当施設で経験した心サルコイドーシス疑いの症例について,SMILIEとMRIのLGEで検出能を比較した結果をRSNA 2018で報告した。11例176セグメントで検討したところ,LGEの集積部位はすべて,SMILIEでも認められた。一方で,SMILIEのみで検出された部位が6セグメント認められた。これは,CTの空間分解能の高さが影響したと考えられた。

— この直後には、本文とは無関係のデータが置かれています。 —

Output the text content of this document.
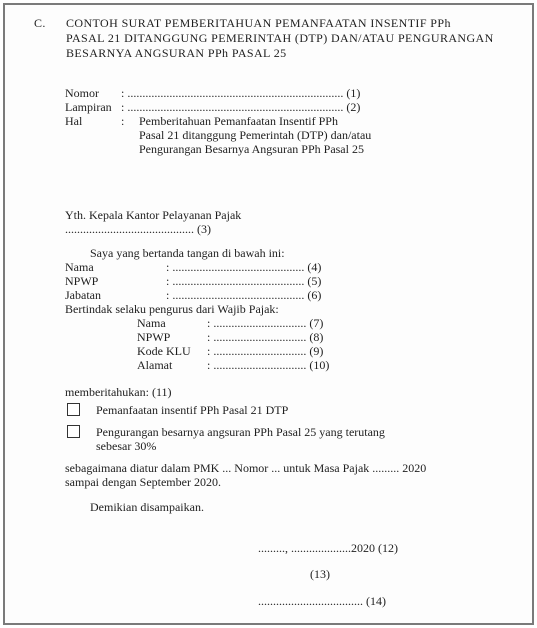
C. CONTOH SURAT PEMBERITAHUAN PEMANFAATAN INSENTIF PPh
PASAL 21 DITANGGUNG PEMERINTAH (DTP) DAN/ATAU PENGURANGAN
BESARNYA ANGSURAN PPh PASAL 25
Nomor : ........................................................................ (1)
Lampiran : ........................................................................ (2)
Hal	: Pemberitahuan Pemanfaatan Insentif PPh
Pasal 21 ditanggung Pemerintah (DTP) dan/atau
Pengurangan Besarnya Angsuran PPh Pasal 25
Yth. Kepala Kantor Pelayanan Pajak
........................................... (3)
Saya yang bertanda tangan di bawah ini:
Nama	: ............................................ (4)
NPWP	: ............................................ (5)
Jabatan	: ............................................ (6)
Bertindak selaku pengurus dari Wajib Pajak:
Nama	: ............................... (7)
NPWP	: ............................... (8)
Kode KLU : ............................... (9)
Alamat	: ............................... (10)
memberitahukan: (11)
Pemanfaatan insentif PPh Pasal 21 DTP
Pengurangan besarnya angsuran PPh Pasal 25 yang terutang
sebesar 30%
sebagaimana diatur dalam PMK ... Nomor ... untuk Masa Pajak ......... 2020
sampai dengan September 2020.
Demikian disampaikan.
........., ....................2020 (12)
(13)
................................... (14)
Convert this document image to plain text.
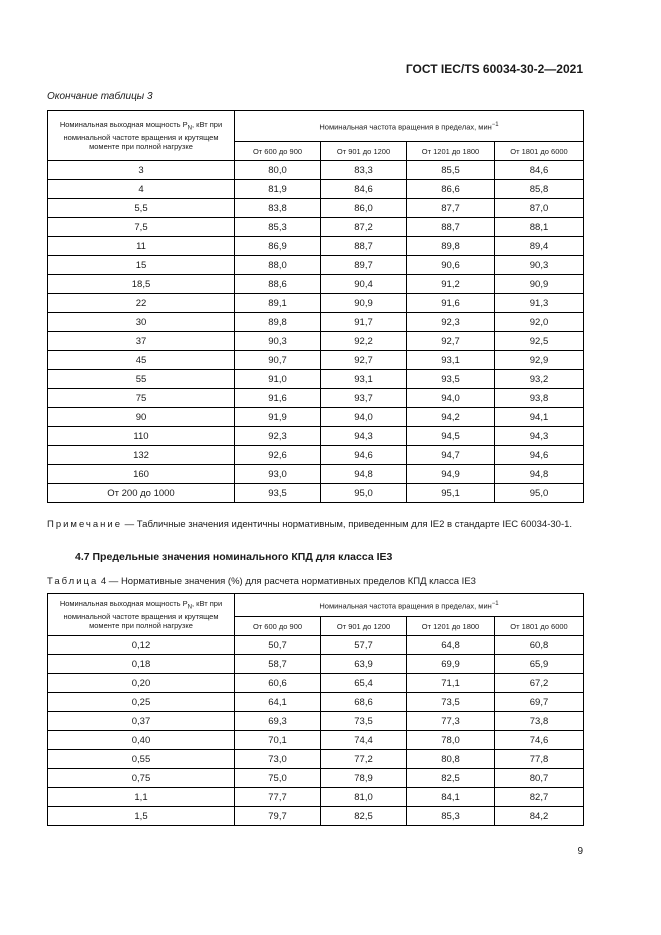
ГОСТ IEC/TS 60034-30-2—2021
Окончание таблицы 3
Номинальная выходная мощность $P_N$, кВт при номинальной частоте вращения и крутящем моменте при полной нагрузке	Номинальная частота вращения в пределах, мин$^{-1}$
	От 600 до 900	От 901 до 1200	От 1201 до 1800	От 1801 до 6000
3	80,0	83,3	85,5	84,6
4	81,9	84,6	86,6	85,8
5,5	83,8	86,0	87,7	87,0
7,5	85,3	87,2	88,7	88,1
11	86,9	88,7	89,8	89,4
15	88,0	89,7	90,6	90,3
18,5	88,6	90,4	91,2	90,9
22	89,1	90,9	91,6	91,3
30	89,8	91,7	92,3	92,0
37	90,3	92,2	92,7	92,5
45	90,7	92,7	93,1	92,9
55	91,0	93,1	93,5	93,2
75	91,6	93,7	94,0	93,8
90	91,9	94,0	94,2	94,1
110	92,3	94,3	94,5	94,3
132	92,6	94,6	94,7	94,6
160	93,0	94,8	94,9	94,8
От 200 до 1000	93,5	95,0	95,1	95,0
Примечание — Табличные значения идентичны нормативным, приведенным для IE2 в стандарте IEC 60034-30-1.
4.7 Предельные значения номинального КПД для класса IE3
Таблица 4 — Нормативные значения (%) для расчета нормативных пределов КПД класса IE3
Номинальная выходная мощность $P_N$, кВт при номинальной частоте вращения и крутящем моменте при полной нагрузке	Номинальная частота вращения в пределах, мин$^{-1}$
	От 600 до 900	От 901 до 1200	От 1201 до 1800	От 1801 до 6000
0,12	50,7	57,7	64,8	60,8
0,18	58,7	63,9	69,9	65,9
0,20	60,6	65,4	71,1	67,2
0,25	64,1	68,6	73,5	69,7
0,37	69,3	73,5	77,3	73,8
0,40	70,1	74,4	78,0	74,6
0,55	73,0	77,2	80,8	77,8
0,75	75,0	78,9	82,5	80,7
1,1	77,7	81,0	84,1	82,7
1,5	79,7	82,5	85,3	84,2
9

SMILIEではこのほかにも,心アミロイドーシスやたこつぼ型心筋症でも心筋への集積パターンから診断が可能で,非虚血性心筋疾患に対しても高い診断能を持つと考えられる。
SMILIEの課題
一方で,SMILIEの使用に当たっては,その限界を認識しておく必要がある。一つは,beam hardeningやcorn beam artifactの影響である。特に,下壁領域でアーチファクトが出やすいが,SMILIEではサブトラクションを行うためその影響が大きくなる。当施設の連続例では,64例中8例(12.5%)で評価困難な画像となった。この線状・帯状のアーチファクトを除去する方法として,MBIRである“FIRST”のモードを,“CARDIAC”ではなく“BRAIN”を適用し,強いBHCをかける方法が考えられる(図6)。もう一つは,十分なコントラストを得るための造影剤の使用量だが,冠動脈の造影剤だけではコントラストが不足するため,現状では400mgl/kg(冠動脈+大動脈)程度が必要と考えられる。
まとめ
SMILIEは,心筋バイアビリティ評価に有用と考えられる。また,非虚血性心筋疾患の検出にも有効な可能性があると思われる。